Saygı duruşu, İstiklal Marşı eşliğinde bayrakların göndere çekilmesiyle başlayan tören, Sancağın tanıtılması, ant içmenin icrası, celp adına Asteğmen İsmail Çeler’in konuşması, Çavuş Batuhan Karabaş’ın “Vatan aşkı” adlı şiiri okuması ve yaş kütüklerine dönem plaketlerinin çakılmasıyla devam etti.

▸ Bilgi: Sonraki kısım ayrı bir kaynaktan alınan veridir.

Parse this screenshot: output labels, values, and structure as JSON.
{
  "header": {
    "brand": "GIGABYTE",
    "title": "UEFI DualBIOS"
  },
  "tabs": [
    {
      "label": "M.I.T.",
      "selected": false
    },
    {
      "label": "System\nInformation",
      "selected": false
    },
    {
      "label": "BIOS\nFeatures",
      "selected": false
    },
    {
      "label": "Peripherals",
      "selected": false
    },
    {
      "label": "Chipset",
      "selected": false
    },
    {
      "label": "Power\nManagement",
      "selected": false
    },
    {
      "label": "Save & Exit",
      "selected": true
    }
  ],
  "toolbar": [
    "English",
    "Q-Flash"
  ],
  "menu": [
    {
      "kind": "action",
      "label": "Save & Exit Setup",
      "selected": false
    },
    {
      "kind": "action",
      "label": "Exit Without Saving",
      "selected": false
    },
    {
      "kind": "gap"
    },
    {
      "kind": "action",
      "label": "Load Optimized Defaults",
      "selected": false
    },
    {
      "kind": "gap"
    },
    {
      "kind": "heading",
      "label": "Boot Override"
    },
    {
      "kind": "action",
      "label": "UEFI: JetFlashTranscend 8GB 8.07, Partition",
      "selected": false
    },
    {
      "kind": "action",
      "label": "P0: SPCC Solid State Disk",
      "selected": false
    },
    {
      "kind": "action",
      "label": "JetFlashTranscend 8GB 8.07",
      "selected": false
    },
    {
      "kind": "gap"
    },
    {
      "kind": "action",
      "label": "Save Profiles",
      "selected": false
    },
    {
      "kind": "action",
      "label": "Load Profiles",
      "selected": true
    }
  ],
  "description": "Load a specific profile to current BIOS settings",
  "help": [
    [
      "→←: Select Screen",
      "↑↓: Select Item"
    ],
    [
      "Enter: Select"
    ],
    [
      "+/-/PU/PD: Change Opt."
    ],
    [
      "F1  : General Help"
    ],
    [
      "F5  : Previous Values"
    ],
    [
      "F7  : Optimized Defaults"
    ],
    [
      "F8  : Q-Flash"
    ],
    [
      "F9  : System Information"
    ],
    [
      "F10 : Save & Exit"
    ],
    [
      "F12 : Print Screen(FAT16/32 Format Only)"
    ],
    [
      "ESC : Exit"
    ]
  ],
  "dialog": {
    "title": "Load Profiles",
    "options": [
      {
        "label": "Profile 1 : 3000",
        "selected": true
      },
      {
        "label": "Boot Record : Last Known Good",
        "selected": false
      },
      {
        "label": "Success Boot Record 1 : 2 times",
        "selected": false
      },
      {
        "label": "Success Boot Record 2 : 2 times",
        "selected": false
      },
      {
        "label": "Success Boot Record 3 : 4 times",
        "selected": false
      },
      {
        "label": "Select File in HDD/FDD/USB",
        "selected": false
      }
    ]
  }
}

Törende, başarılı personele ödül ve plaketleri, Cumhurbaşkanı Ersin Tatar, Meclis Başkanı Zorlu Töre, Türkiye’nin Lefkoşa Büyükelçisi Metin Feyzioğlu, Kıbrıs Türk Barış Kuvvetleri Komutanı Tümgeneral Sezai Öztürk, Güvenlik Kuvvetleri Komutanı Tümgeneral Zorlu Topaloğluı, Başbakan Yardımcısı, Turizm, Çevre ve Kültür Bakanı Fikri Ataoğlu ve Dışişleri Bakanı Tahsin Ertuğruloğlu tarafından verildi.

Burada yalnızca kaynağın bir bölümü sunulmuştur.